Na época, a hashtag #OscarsSoWhite (Oscar Tão Brancos, em tradução livre) viralizou nas redes sociais. O termo foi criado pela ativista April Reign e gerou críticas massivas contra a Academia responsável pelo prêmio, que criou um planejamento para melhorar a diversidade entre os seus membros.
“A campanha em si ficou no passado, mas não se pode afirmar que a questão está resolvida. Existiram avanços importantes e inegáveis nos últimos 10 anos, mas o trabalho não pode se encerrar. É preciso continuar dando condições de acesso ao cinema para jovens negros, mulheres e outros membros de comunidades sub-representadas de forma contínua. Não apenas nos Estados Unidos mas também em todos os outros fóruns relevantes do cinema internacional”, afirma Felipe Haurelhuk, cineasta e crítico de cinema.
Apesar da campanha e do debate em torno do tema, a professora do curso de Cinema e Audiovisual da ESPM Dani Balbi afirma que é preciso voltar ao começo para entender a formação do Oscar e discutir o motivo da falta de reconhecimento pelo trabalho desses profissionais.
“Nesse período em que surge o Oscar, vivíamos num momento de fortalecimento dos movimentos reacionários, como a Ku Klux Klan. Os Estados Unidos é um país que, assim como o Brasil, tem uma tradição escravocrata, mas diferente do Brasil institucionalizou o seu racismo. Isso dificultou que as pessoas negras produzissem, atuassem”, explica.
Dani ainda pontua a história da atriz Hattie McDaniel, a primeira mulher negra a vencer o Oscar, na categoria Melhor Atriz Coadjuvante, em 1940. Na época, ela só pôde entrar no Hotel Ambassador, onde ocorria a cerimônia, após um pedido especial do produtor David O. Selznick. Ela foi obrigada a se sentar em uma mesa isolada, longe dos colegas, por causa da política de proibição de negros no espaço.

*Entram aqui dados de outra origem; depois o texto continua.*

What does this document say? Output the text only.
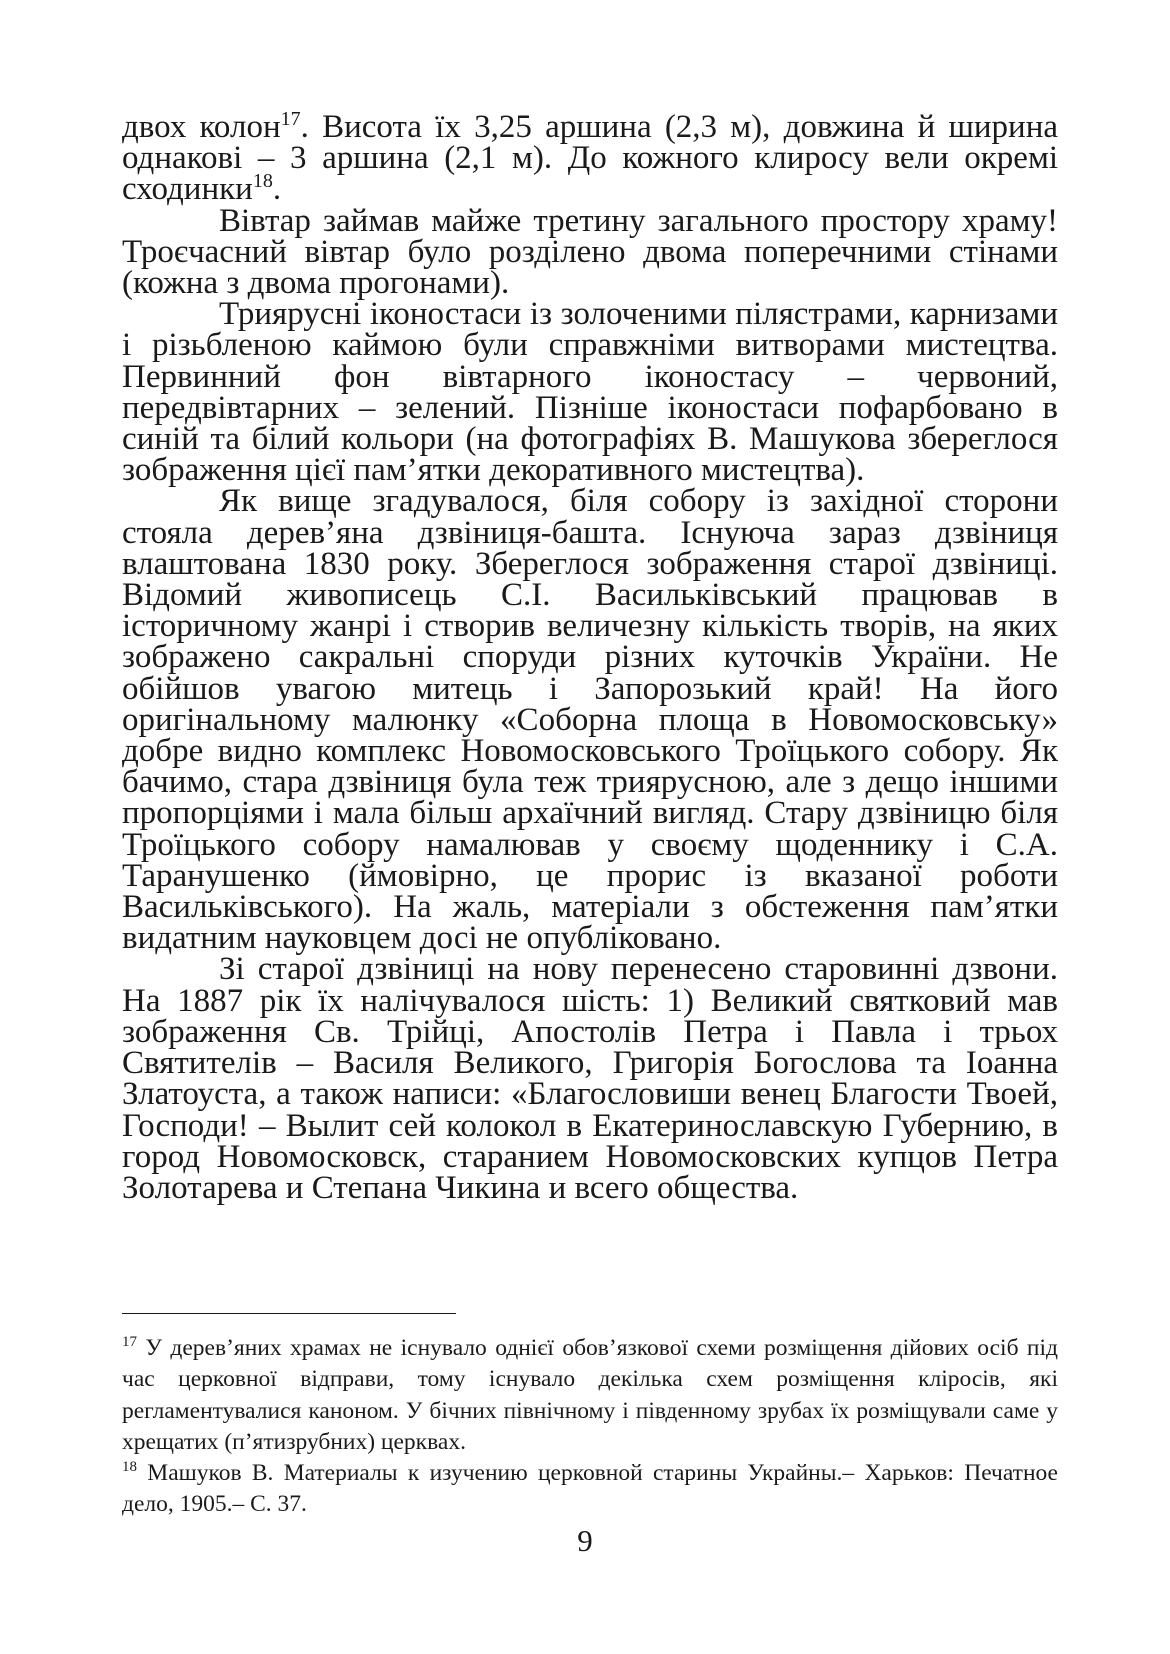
двох колон$^{17}$. Висота їх 3,25 аршина (2,3 м), довжина й ширина однакові – 3 аршина (2,1 м). До кожного клиросу вели окремі сходинки$^{18}$.

Вівтар займав майже третину загального простору храму! Троєчасний вівтар було розділено двома поперечними стінами (кожна з двома прогонами).

Триярусні іконостаси із золоченими пілястрами, карнизами і різьбленою каймою були справжніми витворами мистецтва. Первинний фон вівтарного іконостасу – червоний, передвівтарних – зелений. Пізніше іконостаси пофарбовано в синій та білий кольори (на фотографіях В. Машукова збереглося зображення цієї пам’ятки декоративного мистецтва).

Як вище згадувалося, біля собору із західної сторони стояла дерев’яна дзвіниця-башта. Існуюча зараз дзвіниця влаштована 1830 року. Збереглося зображення старої дзвіниці. Відомий живописець С.І. Васильківський працював в історичному жанрі і створив величезну кількість творів, на яких зображено сакральні споруди різних куточків України. Не обійшов увагою митець і Запорозький край! На його оригінальному малюнку «Соборна площа в Новомосковську» добре видно комплекс Новомосковського Троїцького собору. Як бачимо, стара дзвіниця була теж триярусною, але з дещо іншими пропорціями і мала більш архаїчний вигляд. Стару дзвіницю біля Троїцького собору намалював у своєму щоденнику і С.А. Таранушенко (ймовірно, це прорис із вказаної роботи Васильківського). На жаль, матеріали з обстеження пам’ятки видатним науковцем досі не опубліковано.

Зі старої дзвіниці на нову перенесено старовинні дзвони. На 1887 рік їх налічувалося шість: 1) Великий святковий мав зображення Св. Трійці, Апостолів Петра і Павла і трьох Святителів – Василя Великого, Григорія Богослова та Іоанна Златоуста, а також написи: «Благословиши венец Благости Твоей, Господи! – Вылит сей колокол в Екатеринославскую Губернию, в город Новомосковск, старанием Новомосковских купцов Петра Золотарева и Степана Чикина и всего общества.

$^{17}$ У дерев’яних храмах не існувало однієї обов’язкової схеми розміщення дійових осіб під час церковної відправи, тому існувало декілька схем розміщення кліросів, які регламентувалися каноном. У бічних північному і південному зрубах їх розміщували саме у хрещатих (п’ятизрубних) церквах.

$^{18}$ Машуков В. Материалы к изучению церковной старины Украйны.– Харьков: Печатное дело, 1905.– С. 37.

9
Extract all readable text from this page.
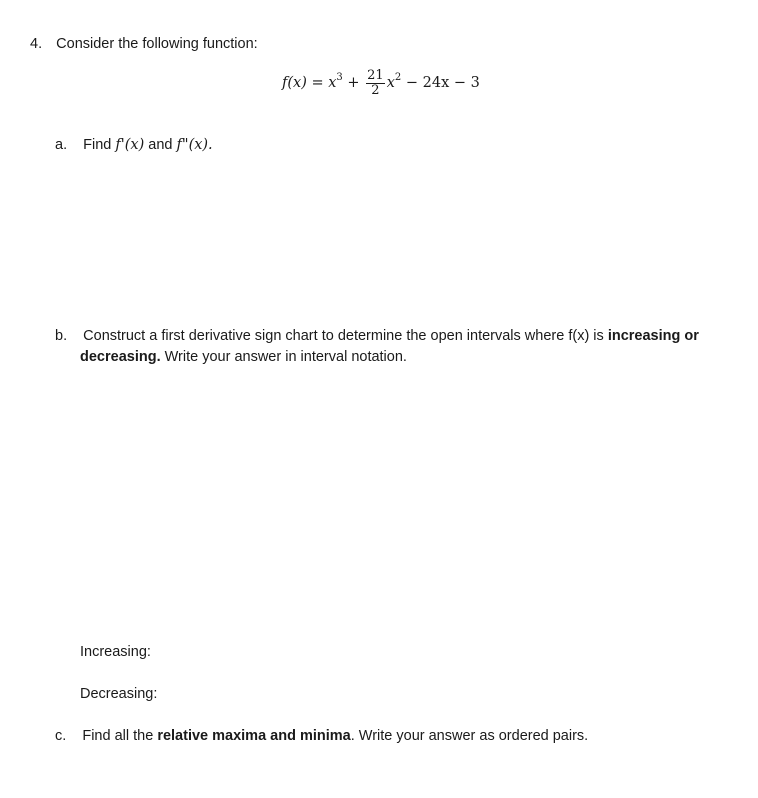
4. Consider the following function:
$f(x) = x^3 + \frac{21}{2} x^2 - 24x - 3$
a. Find f'(x) and f"(x).
b. Construct a first derivative sign chart to determine the open intervals where f(x) is increasing or
decreasing. Write your answer in interval notation.
Increasing:
Decreasing:
c. Find all the relative maxima and minima. Write your answer as ordered pairs.
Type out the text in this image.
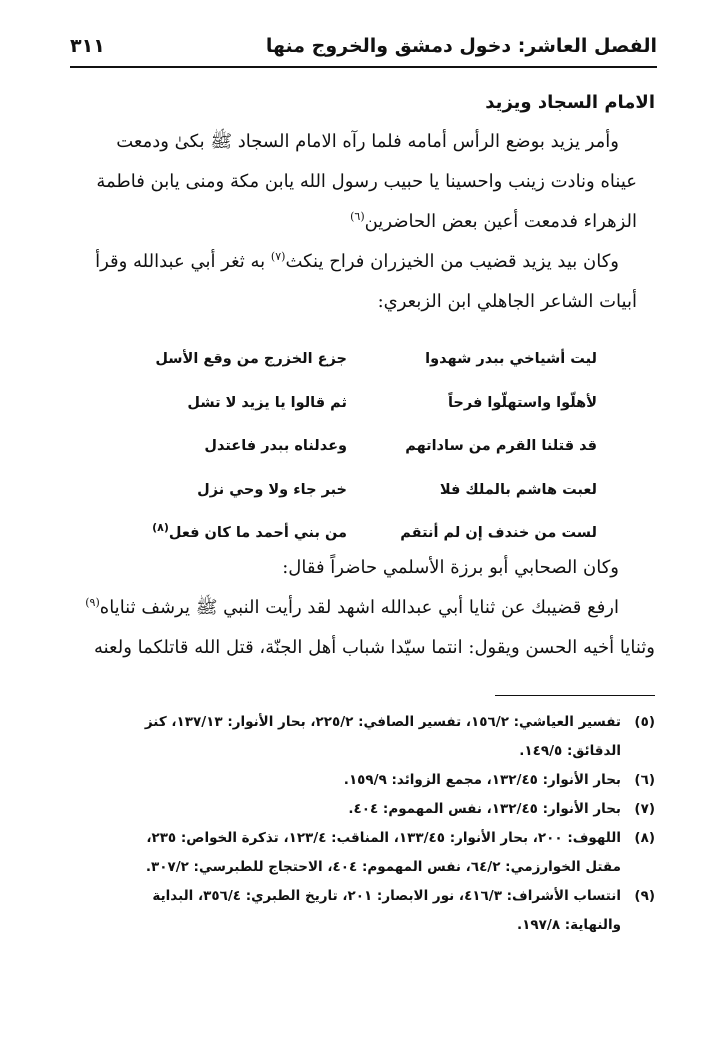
الفصل العاشر: دخول دمشق والخروج منها
٣١١
الامام السجاد ويزيد

وأمر يزيد بوضع الرأس أمامه فلما رآه الامام السجاد ﷺ بكىٰ ودمعت
عيناه ونادت زينب واحسينا يا حبيب رسول الله يابن مكة ومنى يابن فاطمة
الزهراء فدمعت أعين بعض الحاضرين$^{(٦)}$

وكان بيد يزيد قضيب من الخيزران فراح ينكث$^{(٧)}$ به ثغر أبي عبدالله وقرأ
أبيات الشاعر الجاهلي ابن الزبعري:

ليت أشياخي ببدر شهدوا
جزع الخزرج من وقع الأسل
لأهلّوا واستهلّوا فرحاً
ثم قالوا يا يزيد لا تشل
قد قتلنا القرم من ساداتهم
وعدلناه ببدر فاعتدل
لعبت هاشم بالملك فلا
خبر جاء ولا وحي نزل
لست من خندف إن لم أنتقم
من بني أحمد ما كان فعل$^{(٨)}$

وكان الصحابي أبو برزة الأسلمي حاضراً فقال:

ارفع قضيبك عن ثنايا أبي عبدالله اشهد لقد رأيت النبي ﷺ يرشف ثناياه$^{(٩)}$
وثنايا أخيه الحسن ويقول: انتما سيّدا شباب أهل الجنّة، قتل الله قاتلكما ولعنه

(٥)
تفسير العياشي: ١٥٦/٢، تفسير الصافي: ٢٢٥/٢، بحار الأنوار: ١٣٧/١٣، كنز
الدقائق: ١٤٩/٥.
(٦)
بحار الأنوار: ١٣٢/٤٥، مجمع الزوائد: ١٥٩/٩.
(٧)
بحار الأنوار: ١٣٢/٤٥، نفس المهموم: ٤٠٤.
(٨)
اللهوف: ٢٠٠، بحار الأنوار: ١٣٣/٤٥، المناقب: ١٢٣/٤، تذكرة الخواص: ٢٣٥،
مقتل الخوارزمي: ٦٤/٢، نفس المهموم: ٤٠٤، الاحتجاج للطبرسي: ٣٠٧/٢.
(٩)
انتساب الأشراف: ٤١٦/٣، نور الابصار: ٢٠١، تاريخ الطبري: ٣٥٦/٤، البداية
والنهاية: ١٩٧/٨.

“Se considerarmos o período quase centenário de existência da Academia, poderíamos falar em exceções ou desvios estatísticos. Mas desde que a organização se comprometeu com metas e objetivos de representatividade, iniciados há cerca de 10 anos, as mudanças são evidentes e tendem a se aprofundar. Hoje, nenhum filme pode concorrer à categoria principal se não preencher requisitos de inclusão dos chamados grupos sub-representados, tanto na frente como atrás das câmeras”, emenda Felipe.
E o futuro?
Especialistas apontam que a mudança passa, sobretudo, pela composição de quem vota no Oscar. Para eles, não basta ampliar a presença de pessoas negras na produção — é preciso garantir representatividade também nos espaços de decisão.
“Não basta negros ocuparem os espaços de desenvolvimento e produção cinematográfica. É preciso haver essa mesma preocupação nas curadorias, júris, empresas de distribuição, agências de fomento e em outros espaços de circulação do cinema”, afirma Felipe.
Já Dani avalia que a Academia “não está alheia às suscetibilidades da política” e, por isso, vem renovando seu corpo de membros à medida que os debates avançam.

“A gente popularizou o acesso aos meios de produção, principalmente por conta do digital. Essas pessoas de comunidades que antes não teriam acesso a mecânica do audiovisual acabem tendo isso. É uma realidade do mundo inteiro. Fica difícil pensar nesse cenário [de representatividade], a não ser que haja uma decisão radical de redistribuição de recursos e mudança da função de projeção do símbolo do que é ser norte-americano para os Estados Unidos e para o mundo”, finaliza.
“Ainda não atingimos uma representatividade ideal, mas as mudanças são claras tanto no tipo de projetos indicados quanto nos profissionais envolvidos, que hoje são muito mais diversificados e jovens. E é por isso que projetos como Pecadores quebram recordes de indicações, países como o Brasil chegam ao Oscar de Melhor Filme Internacional e filmes como Parasita quebram barreiras antes intransponíveis“, finaliza o crítico de cinema.